# Homeschool Pulse Cargo II Pant - Review



## Atoxa (Feb 11, 2013)

Damn. These are good pants.

Stats:

- 2.5L

- 20k Waterproofing / 30k Breathability

Conditions

- Rode 4 days on this board.

1. Sunny / 40 degrees

2. Partly Cloudy / Around 30 degrees

3. Snowing / Around 20 degrees

4. 24" Powder / Around 10 degrees


My Thoughts

Damn. These are the best pants I've ever used. We've had every type of conditions in the last week I've used them in tahoe, and they have performed everywhere. They've never been hot, (more breathability than goretex), and I've never been wet once. I wear these with only my boxers underneath in every condition, and my legs have always felt perfectly comfortable.

- The crotch zips work great - you can feel the breeze, but it never let in any water. 

- The pockets are perfectly sized, and the zips are reliable.
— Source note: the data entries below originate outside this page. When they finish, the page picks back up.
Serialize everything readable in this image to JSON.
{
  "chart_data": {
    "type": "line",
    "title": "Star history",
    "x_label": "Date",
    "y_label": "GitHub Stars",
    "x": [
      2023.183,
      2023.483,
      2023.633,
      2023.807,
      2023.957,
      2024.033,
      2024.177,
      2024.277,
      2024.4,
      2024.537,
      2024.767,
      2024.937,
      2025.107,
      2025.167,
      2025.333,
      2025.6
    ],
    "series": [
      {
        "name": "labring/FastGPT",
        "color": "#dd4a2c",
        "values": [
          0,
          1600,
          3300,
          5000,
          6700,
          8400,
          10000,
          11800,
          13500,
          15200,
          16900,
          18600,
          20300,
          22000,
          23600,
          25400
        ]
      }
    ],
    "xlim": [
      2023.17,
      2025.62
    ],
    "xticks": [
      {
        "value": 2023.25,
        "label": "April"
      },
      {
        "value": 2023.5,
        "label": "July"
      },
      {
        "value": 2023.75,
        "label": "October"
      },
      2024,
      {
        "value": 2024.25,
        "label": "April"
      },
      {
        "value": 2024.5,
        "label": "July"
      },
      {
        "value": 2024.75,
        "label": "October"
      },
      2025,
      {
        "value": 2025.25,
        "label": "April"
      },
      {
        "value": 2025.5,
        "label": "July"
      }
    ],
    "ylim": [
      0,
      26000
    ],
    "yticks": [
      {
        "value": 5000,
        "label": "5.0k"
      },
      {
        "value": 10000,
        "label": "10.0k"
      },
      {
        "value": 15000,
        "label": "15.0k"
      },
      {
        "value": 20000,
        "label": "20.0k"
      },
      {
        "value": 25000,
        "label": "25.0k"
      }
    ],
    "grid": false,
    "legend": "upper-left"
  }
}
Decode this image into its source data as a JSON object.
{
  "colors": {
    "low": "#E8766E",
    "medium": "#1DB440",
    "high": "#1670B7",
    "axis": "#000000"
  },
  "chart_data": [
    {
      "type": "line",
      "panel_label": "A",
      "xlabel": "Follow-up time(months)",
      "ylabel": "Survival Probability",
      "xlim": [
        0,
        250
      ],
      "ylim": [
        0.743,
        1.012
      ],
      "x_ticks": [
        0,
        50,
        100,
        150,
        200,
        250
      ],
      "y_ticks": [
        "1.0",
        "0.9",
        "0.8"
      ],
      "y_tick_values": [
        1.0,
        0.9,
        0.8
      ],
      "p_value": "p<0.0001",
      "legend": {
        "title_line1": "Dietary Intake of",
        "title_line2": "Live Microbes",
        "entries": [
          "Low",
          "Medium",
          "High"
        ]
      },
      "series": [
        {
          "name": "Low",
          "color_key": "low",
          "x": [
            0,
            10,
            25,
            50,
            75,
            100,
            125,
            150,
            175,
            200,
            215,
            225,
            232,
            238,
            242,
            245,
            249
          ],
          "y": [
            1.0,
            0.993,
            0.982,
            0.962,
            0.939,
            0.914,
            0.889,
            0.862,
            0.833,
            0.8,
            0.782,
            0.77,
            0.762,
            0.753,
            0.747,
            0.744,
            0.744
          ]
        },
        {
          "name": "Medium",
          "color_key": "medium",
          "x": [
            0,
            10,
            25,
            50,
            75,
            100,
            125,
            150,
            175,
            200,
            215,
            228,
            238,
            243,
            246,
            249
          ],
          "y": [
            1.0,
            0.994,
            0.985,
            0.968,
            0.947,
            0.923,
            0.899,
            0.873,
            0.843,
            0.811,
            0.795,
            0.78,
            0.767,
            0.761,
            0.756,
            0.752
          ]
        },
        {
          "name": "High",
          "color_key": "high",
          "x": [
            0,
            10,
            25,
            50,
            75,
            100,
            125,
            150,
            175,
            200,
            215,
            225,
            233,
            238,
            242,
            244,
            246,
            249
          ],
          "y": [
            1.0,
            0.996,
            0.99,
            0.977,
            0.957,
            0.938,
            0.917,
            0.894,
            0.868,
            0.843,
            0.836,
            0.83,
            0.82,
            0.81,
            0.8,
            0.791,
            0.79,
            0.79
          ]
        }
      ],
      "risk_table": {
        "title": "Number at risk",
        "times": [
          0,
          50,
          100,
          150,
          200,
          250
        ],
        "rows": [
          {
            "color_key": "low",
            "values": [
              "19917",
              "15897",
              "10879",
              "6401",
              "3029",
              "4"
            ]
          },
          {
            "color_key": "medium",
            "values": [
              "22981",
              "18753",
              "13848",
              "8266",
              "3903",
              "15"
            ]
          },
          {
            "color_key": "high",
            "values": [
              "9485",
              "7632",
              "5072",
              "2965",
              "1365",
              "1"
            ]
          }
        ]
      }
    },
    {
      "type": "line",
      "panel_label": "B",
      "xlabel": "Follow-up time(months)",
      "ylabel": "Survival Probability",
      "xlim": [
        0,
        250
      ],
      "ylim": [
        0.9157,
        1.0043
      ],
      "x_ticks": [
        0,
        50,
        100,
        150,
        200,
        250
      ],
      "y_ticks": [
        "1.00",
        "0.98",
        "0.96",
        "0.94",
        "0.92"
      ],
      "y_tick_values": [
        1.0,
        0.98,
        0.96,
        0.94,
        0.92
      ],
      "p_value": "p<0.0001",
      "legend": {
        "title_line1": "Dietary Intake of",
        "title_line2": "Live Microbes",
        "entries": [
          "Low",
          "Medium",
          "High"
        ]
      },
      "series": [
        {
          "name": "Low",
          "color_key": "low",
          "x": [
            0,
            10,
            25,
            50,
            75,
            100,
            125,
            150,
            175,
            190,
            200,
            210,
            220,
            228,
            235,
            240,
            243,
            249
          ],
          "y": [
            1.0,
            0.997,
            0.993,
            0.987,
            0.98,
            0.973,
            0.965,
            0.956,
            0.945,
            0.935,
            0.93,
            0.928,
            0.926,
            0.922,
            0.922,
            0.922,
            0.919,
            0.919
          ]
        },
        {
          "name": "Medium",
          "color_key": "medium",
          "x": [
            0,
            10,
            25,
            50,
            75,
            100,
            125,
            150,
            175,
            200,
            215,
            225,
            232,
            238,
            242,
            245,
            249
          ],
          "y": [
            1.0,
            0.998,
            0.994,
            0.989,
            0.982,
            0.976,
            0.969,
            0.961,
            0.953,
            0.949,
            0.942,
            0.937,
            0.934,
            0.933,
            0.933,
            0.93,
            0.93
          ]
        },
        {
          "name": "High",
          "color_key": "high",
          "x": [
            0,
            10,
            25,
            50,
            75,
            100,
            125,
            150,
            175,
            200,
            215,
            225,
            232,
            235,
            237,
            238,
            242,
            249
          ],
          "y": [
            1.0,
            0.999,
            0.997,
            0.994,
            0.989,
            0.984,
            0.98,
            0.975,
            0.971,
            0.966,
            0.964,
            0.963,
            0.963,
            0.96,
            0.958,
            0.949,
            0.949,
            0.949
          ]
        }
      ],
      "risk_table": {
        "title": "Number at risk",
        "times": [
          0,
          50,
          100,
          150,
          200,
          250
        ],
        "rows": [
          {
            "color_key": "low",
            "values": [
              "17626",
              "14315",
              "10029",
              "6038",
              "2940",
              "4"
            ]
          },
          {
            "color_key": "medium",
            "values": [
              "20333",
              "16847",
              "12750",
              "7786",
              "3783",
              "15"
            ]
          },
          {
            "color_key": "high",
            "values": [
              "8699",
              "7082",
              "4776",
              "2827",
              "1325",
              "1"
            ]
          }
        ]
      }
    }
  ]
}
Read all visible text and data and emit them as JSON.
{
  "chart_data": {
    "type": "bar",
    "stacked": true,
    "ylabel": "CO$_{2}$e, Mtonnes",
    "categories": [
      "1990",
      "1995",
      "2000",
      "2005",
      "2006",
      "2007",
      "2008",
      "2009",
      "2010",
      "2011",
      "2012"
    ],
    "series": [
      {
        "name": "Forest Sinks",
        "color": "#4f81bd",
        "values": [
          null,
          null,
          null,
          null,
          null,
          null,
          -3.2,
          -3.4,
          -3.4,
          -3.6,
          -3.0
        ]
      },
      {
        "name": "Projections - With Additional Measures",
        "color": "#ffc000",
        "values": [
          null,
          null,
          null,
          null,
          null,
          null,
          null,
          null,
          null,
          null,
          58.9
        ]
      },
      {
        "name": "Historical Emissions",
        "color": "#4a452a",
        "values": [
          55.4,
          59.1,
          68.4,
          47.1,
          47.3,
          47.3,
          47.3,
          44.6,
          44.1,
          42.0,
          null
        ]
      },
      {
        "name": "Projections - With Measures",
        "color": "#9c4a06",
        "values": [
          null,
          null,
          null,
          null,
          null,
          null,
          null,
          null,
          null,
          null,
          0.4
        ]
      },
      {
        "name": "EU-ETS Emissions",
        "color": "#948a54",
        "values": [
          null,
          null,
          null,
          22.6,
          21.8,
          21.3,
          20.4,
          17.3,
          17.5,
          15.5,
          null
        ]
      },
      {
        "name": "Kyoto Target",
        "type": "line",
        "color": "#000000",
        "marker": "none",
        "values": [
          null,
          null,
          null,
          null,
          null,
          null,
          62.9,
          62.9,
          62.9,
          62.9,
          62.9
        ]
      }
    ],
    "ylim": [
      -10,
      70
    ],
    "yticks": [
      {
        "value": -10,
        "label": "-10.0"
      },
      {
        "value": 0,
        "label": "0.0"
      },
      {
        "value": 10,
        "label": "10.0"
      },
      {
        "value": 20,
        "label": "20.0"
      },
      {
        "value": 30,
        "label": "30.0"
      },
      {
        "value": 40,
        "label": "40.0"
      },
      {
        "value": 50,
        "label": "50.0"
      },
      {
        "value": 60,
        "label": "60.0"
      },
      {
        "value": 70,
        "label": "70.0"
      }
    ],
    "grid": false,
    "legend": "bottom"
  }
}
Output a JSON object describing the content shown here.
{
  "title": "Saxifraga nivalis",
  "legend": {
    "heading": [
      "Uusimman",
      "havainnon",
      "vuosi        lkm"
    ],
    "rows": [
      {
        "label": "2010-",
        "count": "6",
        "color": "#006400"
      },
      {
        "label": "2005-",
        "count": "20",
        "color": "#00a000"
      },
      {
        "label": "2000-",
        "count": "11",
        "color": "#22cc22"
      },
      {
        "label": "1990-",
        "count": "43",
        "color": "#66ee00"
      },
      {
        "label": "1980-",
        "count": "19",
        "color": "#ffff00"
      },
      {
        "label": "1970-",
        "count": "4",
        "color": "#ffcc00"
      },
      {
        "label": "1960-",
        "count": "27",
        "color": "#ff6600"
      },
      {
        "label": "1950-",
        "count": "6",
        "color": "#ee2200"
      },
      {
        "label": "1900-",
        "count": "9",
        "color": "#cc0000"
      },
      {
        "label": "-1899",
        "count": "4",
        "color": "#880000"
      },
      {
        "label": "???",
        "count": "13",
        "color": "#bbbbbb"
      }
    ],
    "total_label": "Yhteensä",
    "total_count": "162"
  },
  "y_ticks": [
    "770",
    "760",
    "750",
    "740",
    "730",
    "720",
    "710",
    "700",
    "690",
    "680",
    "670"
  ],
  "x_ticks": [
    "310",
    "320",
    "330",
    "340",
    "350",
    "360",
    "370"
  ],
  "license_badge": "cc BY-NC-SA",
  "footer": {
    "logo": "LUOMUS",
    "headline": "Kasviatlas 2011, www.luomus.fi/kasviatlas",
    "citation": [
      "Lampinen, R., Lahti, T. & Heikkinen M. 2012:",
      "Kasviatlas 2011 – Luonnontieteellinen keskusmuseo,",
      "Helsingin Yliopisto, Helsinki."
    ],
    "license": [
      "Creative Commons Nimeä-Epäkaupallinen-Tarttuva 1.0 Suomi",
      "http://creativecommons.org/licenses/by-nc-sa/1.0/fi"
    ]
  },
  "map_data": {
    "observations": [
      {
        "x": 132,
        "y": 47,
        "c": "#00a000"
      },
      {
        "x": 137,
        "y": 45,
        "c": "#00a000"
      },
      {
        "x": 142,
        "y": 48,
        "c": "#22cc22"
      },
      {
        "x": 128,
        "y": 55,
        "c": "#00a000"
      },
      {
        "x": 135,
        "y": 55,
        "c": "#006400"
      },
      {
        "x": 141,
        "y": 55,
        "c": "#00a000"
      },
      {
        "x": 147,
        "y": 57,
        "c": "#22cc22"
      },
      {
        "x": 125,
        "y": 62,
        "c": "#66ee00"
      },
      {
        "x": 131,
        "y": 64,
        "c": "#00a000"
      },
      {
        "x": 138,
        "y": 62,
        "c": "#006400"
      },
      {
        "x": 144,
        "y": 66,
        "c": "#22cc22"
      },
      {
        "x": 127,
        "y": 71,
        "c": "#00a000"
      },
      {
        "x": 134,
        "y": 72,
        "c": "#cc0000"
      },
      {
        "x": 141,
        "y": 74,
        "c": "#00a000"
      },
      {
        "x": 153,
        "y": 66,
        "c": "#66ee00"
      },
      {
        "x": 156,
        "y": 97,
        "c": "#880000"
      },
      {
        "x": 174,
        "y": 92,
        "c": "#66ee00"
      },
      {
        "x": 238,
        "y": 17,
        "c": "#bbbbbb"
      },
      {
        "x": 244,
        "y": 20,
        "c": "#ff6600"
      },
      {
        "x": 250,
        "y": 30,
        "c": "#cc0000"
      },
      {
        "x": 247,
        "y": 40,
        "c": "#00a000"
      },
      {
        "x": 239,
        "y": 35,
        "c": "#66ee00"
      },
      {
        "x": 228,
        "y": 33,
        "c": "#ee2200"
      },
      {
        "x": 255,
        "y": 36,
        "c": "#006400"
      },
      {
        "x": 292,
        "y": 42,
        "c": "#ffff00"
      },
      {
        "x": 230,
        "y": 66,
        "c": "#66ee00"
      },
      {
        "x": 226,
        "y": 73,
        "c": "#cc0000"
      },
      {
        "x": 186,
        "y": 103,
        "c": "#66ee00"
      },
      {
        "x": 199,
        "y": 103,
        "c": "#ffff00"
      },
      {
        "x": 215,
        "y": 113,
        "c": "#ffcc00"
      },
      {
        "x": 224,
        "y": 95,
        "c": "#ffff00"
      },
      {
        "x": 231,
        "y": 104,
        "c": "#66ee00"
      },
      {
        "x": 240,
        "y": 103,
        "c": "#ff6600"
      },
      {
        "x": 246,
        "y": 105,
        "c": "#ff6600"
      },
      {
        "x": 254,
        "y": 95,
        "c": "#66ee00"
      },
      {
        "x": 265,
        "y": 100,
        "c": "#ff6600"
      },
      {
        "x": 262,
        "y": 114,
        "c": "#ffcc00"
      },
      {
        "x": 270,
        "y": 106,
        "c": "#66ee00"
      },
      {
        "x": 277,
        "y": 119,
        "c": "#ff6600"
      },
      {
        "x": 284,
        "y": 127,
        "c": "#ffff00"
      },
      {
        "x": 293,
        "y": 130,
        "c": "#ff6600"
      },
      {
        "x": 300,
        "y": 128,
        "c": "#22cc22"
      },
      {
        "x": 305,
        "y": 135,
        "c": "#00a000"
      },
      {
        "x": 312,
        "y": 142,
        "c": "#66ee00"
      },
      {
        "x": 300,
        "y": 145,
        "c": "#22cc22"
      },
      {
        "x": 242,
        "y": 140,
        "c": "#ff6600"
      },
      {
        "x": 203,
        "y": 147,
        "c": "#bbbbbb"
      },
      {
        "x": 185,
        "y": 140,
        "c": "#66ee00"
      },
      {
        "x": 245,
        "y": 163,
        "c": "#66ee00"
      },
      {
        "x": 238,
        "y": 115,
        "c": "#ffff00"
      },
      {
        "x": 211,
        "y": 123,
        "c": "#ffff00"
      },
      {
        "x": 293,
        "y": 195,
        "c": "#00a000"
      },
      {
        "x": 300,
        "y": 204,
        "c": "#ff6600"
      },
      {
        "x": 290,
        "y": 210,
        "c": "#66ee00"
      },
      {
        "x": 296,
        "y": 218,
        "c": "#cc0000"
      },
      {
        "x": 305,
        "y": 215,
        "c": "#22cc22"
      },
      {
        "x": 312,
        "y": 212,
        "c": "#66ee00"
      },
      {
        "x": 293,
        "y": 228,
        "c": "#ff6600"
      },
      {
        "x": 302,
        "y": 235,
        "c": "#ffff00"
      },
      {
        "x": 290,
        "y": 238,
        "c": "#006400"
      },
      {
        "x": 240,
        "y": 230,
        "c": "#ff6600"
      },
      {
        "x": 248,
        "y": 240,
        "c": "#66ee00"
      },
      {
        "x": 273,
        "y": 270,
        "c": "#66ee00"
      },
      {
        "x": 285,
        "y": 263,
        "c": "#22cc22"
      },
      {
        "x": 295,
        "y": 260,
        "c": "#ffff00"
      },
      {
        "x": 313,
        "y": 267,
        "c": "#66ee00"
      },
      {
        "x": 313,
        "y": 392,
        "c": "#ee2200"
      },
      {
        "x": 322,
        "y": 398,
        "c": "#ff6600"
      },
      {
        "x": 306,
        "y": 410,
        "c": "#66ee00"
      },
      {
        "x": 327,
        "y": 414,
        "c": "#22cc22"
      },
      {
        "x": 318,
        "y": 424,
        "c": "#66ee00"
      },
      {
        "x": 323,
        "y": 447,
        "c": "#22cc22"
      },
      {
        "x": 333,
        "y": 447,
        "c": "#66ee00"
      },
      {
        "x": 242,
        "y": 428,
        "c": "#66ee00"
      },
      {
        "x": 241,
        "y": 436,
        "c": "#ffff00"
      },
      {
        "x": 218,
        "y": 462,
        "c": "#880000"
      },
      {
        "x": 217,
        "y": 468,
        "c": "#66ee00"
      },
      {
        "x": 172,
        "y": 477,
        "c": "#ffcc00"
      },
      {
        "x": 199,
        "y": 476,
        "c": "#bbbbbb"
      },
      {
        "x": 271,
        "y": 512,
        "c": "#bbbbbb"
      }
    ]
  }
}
- The fit is a bit baggy, but I like that, I'm about 6 foot and weigh around 150.

Overall

Great investment, they've shown no signs of wear and I've been putting them through the wringer with a whole lot of falls on rails and tomahawking through the pow at kirkwood. I've used burton and Saga pants before this, and they don't match up to these pants.

10/10


----------